Individualisierender Unterricht gefragt

Laut einer neuen Studie der Zürcher Fachstelle für Schulbeurteilungen ist die individuelle Föderung an der Zürcher Volksschule "schwach entwickelt".
Einige Kernaussagen:
«In den meisten der beobachteten Lektionen richtete sich der Unterricht an eine als homogen gedachte Schülerschaft und wurde wenig an die unterschiedlichen Voraussetzungen der Kinder und Jugendlichen angepasst.»
«Der Stellenwert der Förderung schneller Schülerinnen und Schüler wird durchwegs relativ tief eingeschätzt.»
"Einer Mehrheit der Lehrer ist ein fairer Klassenschnitt wichtiger als die Messung konkreter Lernziele, wenn sie Noten geben."
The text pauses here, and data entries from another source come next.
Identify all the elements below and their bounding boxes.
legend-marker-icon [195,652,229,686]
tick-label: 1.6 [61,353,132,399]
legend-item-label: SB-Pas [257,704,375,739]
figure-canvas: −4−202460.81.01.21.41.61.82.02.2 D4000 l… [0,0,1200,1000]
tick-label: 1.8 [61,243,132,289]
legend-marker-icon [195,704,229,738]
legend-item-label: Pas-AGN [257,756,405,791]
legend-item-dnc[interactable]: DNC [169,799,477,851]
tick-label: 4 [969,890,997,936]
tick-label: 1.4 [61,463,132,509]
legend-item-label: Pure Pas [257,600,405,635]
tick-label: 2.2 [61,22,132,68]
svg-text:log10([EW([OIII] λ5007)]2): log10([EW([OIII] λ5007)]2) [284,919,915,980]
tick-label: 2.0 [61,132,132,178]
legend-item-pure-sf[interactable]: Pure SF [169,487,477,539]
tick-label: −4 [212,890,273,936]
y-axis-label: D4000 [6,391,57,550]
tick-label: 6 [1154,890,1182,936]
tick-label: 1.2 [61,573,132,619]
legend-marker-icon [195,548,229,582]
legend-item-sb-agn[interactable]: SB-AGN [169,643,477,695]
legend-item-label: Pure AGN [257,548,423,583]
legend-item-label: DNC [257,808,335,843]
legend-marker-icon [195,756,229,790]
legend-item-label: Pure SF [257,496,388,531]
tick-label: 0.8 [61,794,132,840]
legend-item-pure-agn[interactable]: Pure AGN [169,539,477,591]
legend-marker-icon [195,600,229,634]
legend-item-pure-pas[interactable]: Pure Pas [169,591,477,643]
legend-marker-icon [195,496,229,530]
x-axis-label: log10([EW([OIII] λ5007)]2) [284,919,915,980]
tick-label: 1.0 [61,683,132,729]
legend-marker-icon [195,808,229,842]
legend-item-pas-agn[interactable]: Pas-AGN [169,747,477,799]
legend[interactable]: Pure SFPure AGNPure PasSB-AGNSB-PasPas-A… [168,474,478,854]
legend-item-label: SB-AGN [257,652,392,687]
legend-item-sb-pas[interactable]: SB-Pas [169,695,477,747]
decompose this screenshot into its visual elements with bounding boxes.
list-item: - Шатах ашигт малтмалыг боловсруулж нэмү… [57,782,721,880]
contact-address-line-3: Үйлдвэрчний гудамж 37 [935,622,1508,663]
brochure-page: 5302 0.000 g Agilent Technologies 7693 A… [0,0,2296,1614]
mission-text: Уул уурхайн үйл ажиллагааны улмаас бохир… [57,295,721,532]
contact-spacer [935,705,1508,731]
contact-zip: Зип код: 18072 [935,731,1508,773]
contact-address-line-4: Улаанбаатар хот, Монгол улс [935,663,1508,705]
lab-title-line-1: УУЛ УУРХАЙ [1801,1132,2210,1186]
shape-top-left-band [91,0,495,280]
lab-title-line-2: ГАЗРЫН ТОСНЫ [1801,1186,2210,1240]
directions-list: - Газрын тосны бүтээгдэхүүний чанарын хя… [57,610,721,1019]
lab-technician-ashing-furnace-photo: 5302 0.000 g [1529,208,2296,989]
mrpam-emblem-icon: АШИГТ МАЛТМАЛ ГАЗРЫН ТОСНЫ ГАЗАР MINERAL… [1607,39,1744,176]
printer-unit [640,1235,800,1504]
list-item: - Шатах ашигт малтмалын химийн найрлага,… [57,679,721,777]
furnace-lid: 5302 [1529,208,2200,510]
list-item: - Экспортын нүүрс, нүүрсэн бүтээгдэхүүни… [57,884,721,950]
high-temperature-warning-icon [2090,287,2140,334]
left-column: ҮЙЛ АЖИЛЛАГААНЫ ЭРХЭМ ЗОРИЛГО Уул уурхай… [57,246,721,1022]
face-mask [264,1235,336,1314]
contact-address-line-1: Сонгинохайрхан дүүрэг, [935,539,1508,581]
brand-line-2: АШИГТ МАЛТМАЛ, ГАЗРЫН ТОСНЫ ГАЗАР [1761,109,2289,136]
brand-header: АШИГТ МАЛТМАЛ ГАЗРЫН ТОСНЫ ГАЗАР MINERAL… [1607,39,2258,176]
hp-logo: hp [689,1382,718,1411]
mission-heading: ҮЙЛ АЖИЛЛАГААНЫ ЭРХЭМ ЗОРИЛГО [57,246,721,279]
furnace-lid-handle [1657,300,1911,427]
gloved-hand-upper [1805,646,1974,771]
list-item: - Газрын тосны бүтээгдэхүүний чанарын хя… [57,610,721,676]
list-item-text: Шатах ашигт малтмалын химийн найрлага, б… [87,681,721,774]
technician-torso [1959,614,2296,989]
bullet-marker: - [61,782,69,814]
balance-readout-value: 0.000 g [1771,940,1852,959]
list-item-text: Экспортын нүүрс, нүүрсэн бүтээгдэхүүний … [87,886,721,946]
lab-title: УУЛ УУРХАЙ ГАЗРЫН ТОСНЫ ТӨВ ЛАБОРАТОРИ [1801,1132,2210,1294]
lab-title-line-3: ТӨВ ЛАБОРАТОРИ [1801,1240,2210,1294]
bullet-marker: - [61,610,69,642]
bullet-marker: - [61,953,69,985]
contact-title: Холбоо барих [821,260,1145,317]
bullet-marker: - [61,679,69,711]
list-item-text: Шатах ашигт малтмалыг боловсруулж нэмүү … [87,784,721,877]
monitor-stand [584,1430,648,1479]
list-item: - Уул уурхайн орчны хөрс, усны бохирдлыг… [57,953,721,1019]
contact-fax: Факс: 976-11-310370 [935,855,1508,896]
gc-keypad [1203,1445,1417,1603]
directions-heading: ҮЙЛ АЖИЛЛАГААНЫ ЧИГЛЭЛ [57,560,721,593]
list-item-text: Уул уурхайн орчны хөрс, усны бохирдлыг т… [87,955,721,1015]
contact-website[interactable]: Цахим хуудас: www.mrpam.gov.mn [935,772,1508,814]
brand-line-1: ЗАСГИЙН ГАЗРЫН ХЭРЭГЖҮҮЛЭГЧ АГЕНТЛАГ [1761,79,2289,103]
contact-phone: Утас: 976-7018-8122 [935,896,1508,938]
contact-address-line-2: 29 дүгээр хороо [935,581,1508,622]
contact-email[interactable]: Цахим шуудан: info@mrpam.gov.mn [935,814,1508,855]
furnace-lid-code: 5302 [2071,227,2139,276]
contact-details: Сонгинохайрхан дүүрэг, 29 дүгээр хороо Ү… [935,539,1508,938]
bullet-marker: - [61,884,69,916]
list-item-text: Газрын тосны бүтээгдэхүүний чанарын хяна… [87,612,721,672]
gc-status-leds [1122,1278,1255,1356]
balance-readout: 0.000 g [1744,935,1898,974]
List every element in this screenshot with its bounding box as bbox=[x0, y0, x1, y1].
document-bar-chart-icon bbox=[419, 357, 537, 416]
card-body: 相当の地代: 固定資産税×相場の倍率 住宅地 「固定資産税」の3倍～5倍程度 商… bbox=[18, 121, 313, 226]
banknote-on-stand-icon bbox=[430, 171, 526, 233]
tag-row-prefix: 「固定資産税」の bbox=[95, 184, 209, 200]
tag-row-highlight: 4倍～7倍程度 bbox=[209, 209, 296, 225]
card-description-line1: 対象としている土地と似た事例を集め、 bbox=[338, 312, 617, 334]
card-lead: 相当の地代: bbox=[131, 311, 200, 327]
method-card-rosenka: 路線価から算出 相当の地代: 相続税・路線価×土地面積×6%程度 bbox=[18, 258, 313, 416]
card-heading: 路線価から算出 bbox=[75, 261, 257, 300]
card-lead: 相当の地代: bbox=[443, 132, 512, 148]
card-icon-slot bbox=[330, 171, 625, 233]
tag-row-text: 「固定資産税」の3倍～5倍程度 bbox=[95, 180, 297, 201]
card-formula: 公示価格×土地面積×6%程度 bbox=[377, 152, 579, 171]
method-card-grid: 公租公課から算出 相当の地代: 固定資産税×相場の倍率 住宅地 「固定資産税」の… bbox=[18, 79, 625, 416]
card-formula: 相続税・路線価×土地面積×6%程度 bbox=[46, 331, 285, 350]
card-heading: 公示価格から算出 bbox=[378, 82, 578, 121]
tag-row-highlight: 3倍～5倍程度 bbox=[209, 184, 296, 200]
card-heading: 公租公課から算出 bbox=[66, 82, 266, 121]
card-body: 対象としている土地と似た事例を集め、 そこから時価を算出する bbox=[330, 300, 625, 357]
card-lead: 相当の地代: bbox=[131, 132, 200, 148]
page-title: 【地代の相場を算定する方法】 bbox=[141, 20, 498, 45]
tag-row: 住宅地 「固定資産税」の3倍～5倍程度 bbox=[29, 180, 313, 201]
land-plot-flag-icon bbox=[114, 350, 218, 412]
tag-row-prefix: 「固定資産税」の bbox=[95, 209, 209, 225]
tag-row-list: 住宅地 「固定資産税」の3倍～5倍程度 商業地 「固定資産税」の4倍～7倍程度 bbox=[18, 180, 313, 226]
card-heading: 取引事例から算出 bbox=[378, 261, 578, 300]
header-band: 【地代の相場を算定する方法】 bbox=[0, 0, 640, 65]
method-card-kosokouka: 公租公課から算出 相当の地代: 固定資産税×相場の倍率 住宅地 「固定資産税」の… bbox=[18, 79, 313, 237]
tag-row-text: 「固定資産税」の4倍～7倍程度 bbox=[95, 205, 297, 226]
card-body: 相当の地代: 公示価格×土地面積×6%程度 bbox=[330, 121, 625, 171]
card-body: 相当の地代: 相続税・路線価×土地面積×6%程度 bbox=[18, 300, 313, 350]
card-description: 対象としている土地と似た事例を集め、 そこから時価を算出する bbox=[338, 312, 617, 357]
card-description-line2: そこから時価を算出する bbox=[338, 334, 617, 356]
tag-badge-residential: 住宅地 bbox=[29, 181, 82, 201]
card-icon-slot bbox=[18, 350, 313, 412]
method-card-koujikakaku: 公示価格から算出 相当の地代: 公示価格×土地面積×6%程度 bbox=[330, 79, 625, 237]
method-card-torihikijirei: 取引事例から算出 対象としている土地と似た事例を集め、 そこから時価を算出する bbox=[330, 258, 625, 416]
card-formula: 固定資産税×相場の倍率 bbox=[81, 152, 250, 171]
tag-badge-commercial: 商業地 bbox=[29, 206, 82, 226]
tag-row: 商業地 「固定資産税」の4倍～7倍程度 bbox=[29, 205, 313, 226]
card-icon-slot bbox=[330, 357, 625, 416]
Aus dem Kommentar der Zeitung (Daniel Schneebeli):
"Darum ist eines vordringlich: Die Lehrpersonen müssen umdenken. Das Dozieren vor der ganzen Klasse und stets die gleichen Aufgaben für alle dürfen nicht die Regel bleiben. Wer den individualisierenden Unterrichtsstil nicht beherrscht, sollte ihn lernen, und wer ihn nicht lernen will, der sollte sich besser einen anderen Job suchen."

Ein klares Verdikt, eine überfällige Studie, ein - für mich - erwarteter Befund. 1990 bereits haben Urs Ruf und Peter Gallin, damals Fachdidaktiker am Höheren Lehramt Mittelschule der Uni ZH, auf diesen Mangel hingewiesen (in ihrem ausgezeichneten Buch Sprache und Mathematik in der Schule) und eine neue Unterrichtsmethodik entwickelt: Das dialogische Lernen. Seit 1998 versucht Urs Ruf, inzwischen Professor für Allgemeine Didaktik an der Uni ZH, diesen methodischen Ansatz wissenschaftlich weiter zu untermauern und ihn in der Unterrichtspraxis aller Schulstufen zu implementieren - mit mässigem Erfolg nach wie vor, obwohl die neuen Medien sich als phantastische weitere Tools dafür nutzen liessen.
Natürlich verlangt individualisierendes Unterrichten sehr viel didaktische und methodische Kompetenz von den Lehrpersonen; da liegt m.E. jedoch nicht das Problem. Sondern eher im Rollenverständnis, das sich dramatisch verändern müsste: "From the sage on the stage to the coach on the side." Der Schritt vom Unterrichtenden zum Lernbegleiter ist sehr schwierig, hängt er doch ganz wesentlich mit der Persönlichkeitsstruktur der Lehrperson zusammen.